Abstract

One of the aims of the 4th industrial revolution is to seamlessly connect equipment and personnel to enable a greater level of collaboration, which in turn will result in higher operational efficiency and improved decision making strategies. In this context, this work presents a deep learning based approach for automated activity recognition of two human workers who are carrying out typical manual assembly and part handling tasks in a production floor environment. A typical smartphone is employed as a wearable sensor recording acceleration in 3 directions, total acceleration, brightness, geomagnetic field strength, orientation in space and sound wave intensity and is attached to the wrist of the two workers, who subsequently perform a large number of experiments examining 5 activities of interest. For the classification of these activities, two types of neural networks are employed.
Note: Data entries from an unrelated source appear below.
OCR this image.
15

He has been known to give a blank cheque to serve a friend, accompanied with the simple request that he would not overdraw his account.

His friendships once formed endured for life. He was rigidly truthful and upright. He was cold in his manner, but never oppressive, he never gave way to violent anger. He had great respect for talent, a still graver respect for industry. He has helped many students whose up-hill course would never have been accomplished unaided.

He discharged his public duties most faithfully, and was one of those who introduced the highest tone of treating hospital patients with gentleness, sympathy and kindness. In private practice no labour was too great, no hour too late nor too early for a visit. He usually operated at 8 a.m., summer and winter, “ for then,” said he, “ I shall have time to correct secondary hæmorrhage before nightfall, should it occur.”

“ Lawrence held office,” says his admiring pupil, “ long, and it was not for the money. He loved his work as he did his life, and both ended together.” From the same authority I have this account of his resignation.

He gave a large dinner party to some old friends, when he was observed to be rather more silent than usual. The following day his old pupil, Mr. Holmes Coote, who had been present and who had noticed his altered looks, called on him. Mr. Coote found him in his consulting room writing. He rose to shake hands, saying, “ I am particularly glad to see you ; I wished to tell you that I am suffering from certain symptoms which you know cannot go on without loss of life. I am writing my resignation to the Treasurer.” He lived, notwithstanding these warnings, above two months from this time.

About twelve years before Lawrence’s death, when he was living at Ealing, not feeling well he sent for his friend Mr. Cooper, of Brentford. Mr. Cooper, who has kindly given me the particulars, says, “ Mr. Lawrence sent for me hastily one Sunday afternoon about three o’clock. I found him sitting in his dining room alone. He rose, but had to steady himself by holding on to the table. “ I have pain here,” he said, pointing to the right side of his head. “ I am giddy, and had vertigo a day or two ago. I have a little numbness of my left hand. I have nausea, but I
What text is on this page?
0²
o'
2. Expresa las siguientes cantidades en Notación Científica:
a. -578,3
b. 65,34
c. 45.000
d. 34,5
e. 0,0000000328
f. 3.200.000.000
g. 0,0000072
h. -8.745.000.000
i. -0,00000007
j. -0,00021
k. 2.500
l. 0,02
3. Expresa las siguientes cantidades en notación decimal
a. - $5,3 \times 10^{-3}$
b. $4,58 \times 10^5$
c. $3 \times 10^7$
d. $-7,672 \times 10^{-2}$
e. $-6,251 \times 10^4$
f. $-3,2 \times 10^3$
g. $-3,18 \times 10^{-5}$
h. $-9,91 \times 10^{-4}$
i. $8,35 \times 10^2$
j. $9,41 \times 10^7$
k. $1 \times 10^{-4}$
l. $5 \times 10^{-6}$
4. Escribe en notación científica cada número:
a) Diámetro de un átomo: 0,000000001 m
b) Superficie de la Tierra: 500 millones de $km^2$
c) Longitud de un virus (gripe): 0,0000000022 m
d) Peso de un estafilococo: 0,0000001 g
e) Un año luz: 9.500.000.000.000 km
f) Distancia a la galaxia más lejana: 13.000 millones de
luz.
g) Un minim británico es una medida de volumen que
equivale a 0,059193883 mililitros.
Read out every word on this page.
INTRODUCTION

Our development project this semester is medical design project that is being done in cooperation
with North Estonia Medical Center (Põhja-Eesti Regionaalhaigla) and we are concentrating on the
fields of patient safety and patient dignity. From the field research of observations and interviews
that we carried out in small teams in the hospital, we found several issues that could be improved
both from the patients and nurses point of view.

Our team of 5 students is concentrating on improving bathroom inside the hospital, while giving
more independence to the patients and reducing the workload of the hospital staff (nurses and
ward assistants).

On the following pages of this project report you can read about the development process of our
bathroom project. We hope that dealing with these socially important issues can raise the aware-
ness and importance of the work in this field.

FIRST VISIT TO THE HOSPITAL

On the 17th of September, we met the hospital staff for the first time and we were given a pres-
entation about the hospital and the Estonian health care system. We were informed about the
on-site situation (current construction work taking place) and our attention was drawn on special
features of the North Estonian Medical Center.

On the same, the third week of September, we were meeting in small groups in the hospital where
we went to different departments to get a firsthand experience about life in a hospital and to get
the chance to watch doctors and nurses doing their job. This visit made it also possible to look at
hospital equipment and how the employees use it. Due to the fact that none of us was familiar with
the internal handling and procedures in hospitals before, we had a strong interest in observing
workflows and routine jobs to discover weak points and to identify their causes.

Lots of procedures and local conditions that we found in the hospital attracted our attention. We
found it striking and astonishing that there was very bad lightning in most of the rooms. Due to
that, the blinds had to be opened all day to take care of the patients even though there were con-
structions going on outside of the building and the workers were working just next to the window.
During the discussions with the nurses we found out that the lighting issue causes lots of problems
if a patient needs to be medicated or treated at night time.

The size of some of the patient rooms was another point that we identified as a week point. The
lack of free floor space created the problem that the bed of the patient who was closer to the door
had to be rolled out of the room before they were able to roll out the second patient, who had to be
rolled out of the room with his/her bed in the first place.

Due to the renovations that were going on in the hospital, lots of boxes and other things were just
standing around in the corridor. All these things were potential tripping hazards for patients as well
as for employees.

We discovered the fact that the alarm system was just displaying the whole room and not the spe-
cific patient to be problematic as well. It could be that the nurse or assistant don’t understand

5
Initially, the experimental signals are fed to the variational autoencoder neural network so as to extract the appropriate features and subsequently these features are added to the last layer of a long short-term memory (LSTM) time series network, which is trained to classify the 5 activities of interest. An additional goal of the present paper is the study of long-term signals (LTS), that is time series of much longer duration than those of the 5 aforementioned activities, including enough noise due to the existence of time periods corresponding to unrelated activities. Ultimately, a new methodology is proposed combining both trained neural networks mentioned above, in order to identify the desired activities within the LTS in a real time application.